Bomb blasts targeting Christmas Day church services in
two Nigerian cities have killed at least 26 people.
Some 25 people died and more were hurt in an attack at St Theresa's Church in Madalla near Nigeria's capital Abuja.
The Islamist group Boko Haram said it carried out the attack, which came amid deadly violence between Islamist gunmen and soldiers in northern Nigeria.
A second explosion shortly afterwards hit a church in the central city of Jos, killing at least one person.
Nearly 70 people have died in days of fighting between Nigerian forces and suspected Islamist gunmen in the country's north-east, but the CA's Fidelis Mbah in Lagos says no trouble had been expected in the capital.
Boko Haram - whose name means "Western education is forbidden" - often targets security forces and state institutions.
The group carried out an August 2011 suicide attack on the UN headquarters in Abuja, in which more than 20 people were killed.
An unconfirmed report quoting local police said two
explosions had hit the northern town of Damaturu,
epicentre of the violence between security forces and Boko Haram militants
earlier in the week.
Emergency workers 'attacked'
National Emergency Management Agency (Nema) spokesman
Yushau Shuaibu told the CA that the latest Abuja explosion had happened in the street
outside the church.
He said the church - which can hold up to 1,000 people
- had been badly affected by the blast, and the number of dead was likely to
rise.
Witnesses said windows of nearby houses had been
shattered by the explosion. Unconfirmed reports say that emergency responders
have been attacked by groups of stone-throwing youths.
Officials at the local hospital said the condition of
many of the injured was serious, and they were seeking help from bigger medical
facilities.
He told the CA: "When I came out of the hotel,
people were running around. Everyone was crying. They were bringing out casualties.
Nobody was getting near the building as there was a fire."
CA Africa editor Martin Plaut says that the attack in
Jos, in Plateau state - which killed at least one policeman and destroyed three
vehicles - could have even more serious consequences than the attack in Abuja.
The state lies in Nigeria's so-called Middle Belt,
between the mainly Muslim north and Christian south.

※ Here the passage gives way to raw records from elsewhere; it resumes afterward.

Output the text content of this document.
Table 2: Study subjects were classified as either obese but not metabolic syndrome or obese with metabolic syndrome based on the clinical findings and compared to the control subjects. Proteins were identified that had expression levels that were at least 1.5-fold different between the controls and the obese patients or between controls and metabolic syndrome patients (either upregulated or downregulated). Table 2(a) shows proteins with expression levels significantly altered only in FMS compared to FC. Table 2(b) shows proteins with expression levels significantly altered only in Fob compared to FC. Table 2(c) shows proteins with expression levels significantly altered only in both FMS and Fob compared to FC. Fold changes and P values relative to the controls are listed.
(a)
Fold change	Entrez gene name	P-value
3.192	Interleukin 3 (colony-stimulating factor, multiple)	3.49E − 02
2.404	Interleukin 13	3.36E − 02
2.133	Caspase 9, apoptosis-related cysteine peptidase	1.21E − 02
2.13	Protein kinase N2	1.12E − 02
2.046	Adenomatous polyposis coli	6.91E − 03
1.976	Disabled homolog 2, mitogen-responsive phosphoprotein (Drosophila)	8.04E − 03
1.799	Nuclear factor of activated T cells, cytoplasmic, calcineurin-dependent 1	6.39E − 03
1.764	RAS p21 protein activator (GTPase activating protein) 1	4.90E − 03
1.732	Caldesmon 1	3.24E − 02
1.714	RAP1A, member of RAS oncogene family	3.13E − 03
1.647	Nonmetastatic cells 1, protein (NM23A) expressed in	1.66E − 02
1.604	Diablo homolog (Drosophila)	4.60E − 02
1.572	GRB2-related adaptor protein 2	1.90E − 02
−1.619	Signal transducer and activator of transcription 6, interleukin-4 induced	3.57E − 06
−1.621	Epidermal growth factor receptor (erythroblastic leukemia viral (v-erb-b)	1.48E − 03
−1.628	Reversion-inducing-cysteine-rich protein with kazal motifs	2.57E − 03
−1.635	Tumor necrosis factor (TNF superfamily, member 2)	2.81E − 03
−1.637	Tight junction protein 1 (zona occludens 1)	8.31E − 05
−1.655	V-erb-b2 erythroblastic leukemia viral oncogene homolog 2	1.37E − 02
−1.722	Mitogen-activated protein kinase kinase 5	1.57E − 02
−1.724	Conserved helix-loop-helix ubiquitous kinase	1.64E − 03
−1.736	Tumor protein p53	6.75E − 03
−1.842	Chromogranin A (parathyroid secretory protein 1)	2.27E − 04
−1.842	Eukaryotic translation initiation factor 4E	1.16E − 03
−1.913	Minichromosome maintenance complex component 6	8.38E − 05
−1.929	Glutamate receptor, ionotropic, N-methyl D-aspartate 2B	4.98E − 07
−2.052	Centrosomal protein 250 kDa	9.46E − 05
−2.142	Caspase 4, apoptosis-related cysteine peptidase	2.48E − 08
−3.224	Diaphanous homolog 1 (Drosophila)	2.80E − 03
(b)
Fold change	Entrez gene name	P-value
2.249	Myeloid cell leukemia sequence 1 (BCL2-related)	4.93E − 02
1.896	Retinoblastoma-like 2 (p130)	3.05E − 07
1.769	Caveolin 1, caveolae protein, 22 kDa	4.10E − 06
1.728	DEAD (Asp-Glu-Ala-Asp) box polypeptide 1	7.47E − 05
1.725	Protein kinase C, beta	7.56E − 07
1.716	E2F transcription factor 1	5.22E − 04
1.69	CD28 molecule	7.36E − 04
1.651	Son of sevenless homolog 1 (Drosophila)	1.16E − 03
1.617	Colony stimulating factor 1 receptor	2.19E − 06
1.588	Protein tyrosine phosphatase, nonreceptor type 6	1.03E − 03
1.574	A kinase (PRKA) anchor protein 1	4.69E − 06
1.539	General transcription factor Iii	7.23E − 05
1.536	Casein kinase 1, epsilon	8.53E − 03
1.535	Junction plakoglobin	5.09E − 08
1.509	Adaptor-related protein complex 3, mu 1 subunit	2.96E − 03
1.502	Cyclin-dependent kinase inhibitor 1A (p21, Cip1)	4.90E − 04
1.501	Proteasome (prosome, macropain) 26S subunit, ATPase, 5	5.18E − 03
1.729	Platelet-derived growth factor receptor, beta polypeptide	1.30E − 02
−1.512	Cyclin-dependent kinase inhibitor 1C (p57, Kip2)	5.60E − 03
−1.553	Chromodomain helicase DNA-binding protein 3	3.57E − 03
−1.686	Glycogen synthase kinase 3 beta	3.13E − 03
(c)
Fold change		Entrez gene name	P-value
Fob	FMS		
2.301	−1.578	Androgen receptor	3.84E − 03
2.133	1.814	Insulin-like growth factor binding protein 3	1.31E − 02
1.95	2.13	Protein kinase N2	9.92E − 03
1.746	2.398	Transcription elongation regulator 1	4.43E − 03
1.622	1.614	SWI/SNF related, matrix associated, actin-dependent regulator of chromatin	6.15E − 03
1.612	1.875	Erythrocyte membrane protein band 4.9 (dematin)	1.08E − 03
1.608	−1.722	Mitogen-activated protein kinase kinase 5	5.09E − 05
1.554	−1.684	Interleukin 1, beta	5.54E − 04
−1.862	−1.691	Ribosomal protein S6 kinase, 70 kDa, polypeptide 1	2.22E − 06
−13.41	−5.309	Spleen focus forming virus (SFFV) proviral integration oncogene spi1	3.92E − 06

More than 1,000 have been killed in religious and
ethnic violence in Jos over the past two years and our correspondent says there
will be fears that the latest attack could spark wider conflict.
A string of bomb blasts in Jos on Christmas Eve 2010
were claimed by Boko Haram.
Vatican spokesman Father Federico Lombardi condemned the
latest attacks as blind, absurd "terrorist violence" that enflames
hate.
"We are close to the suffering of the Nigerian Church and the entire Nigerian people so
tried by terrorist violence, even in these days that should be of joy and
peace," Lombardi was quoted by Reuters news agency as saying.